Hey everyone! I'm trying to figure out the best AWS service to stream a voice recording along with some text to an AI provider. The plan is to stream directly from the user's computer, and I also want a backup option using an HTTP request. Here's what I envision: `User computer >---stream/http--> AWS >---http--> AI provider`.

I heard that AWS might act as a middleman to authenticate the request, process it, and return a response. But there's a catch: I've seen that Lambda functions have a 6MB payload limit, and I'm concerned my first stream or HTTP request might often exceed that. Ideally, I'd be looking for something that can manage requests of at least 10-20MB.

For context, I've already implemented user authentication with Supabase, but using Supabase edge functions isn't an option for this due to latency issues. By the way, I'm also experimenting with AWS using their $200 free trial. I'd really appreciate any guidance you all can provide! Thanks!

3 Answers

Answered By Longjumping-Iron-450 On

Great question! You might want to consider using a websocket that connects to a Kinesis video stream and then process it with a Lambda function into smaller chunks. Just a heads-up, this approach hasn't been tested yet, so it might not be foolproof!
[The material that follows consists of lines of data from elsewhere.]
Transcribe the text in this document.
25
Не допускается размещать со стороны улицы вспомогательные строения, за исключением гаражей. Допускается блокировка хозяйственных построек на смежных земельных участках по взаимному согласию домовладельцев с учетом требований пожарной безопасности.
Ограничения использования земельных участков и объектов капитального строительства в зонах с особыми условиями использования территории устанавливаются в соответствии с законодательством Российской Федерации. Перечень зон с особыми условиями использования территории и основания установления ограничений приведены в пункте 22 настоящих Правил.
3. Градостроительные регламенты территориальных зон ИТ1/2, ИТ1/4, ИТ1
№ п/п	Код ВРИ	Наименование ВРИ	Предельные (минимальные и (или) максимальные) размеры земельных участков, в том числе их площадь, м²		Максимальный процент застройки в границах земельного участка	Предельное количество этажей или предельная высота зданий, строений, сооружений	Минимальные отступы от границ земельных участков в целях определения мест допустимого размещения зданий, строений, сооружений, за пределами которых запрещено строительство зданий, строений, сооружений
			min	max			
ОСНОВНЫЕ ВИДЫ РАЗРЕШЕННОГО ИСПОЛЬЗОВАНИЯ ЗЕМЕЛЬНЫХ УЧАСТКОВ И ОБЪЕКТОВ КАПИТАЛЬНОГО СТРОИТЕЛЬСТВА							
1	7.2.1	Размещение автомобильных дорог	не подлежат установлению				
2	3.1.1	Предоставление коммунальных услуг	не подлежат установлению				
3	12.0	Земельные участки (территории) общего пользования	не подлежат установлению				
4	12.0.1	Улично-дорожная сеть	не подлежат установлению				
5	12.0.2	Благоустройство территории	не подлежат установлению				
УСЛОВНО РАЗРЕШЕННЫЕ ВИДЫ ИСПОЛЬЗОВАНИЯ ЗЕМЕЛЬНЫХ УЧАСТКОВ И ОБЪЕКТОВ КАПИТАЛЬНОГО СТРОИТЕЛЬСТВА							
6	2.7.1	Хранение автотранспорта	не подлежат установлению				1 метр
Another solid option is the Chime SDK which can be integrated directly into your webpage to capture the WebRTC stream and do backend processing.

Lastly, think about an API with an ECS backend to bypass the API Gateway and Lambda restrictions. AWS once did a demo with a Nova Sonic project that used a Dockerized Python backend to handle voice streaming, and this could be one of your best bets!

SparkyLemonade32 -

I’ll definitely check out the Chime SDK! And I'll keep the EC2 option in mind as a backup if I run into issues with the others. Thanks a bunch! <3

Answered By AudioWhisperer88 On

Are you planning to send a recorded voice file or is it real-time streaming? These two paths could vary significantly. If you're sending files, the LLM will require a file ID in a compatible format, so it can process that into text as usual.

Just curious, how are you planning to make the LLM calls? Are they initiated from AWS or Supabase functions? I’m interested in how you handle those audio files without much hassle!

SparkyLemonade32 -

I'm streaming to the cloud where it processes (like speeding up the audio) and then forwards it to Eleven Labs. The LLM calls will indeed be made from AWS.

Answered By LatencyWatcher21 On

If you're aiming for real-time streaming, I would caution against it—the latency could cause some serious issues. Maybe take a look at Nova Sonic for some insights.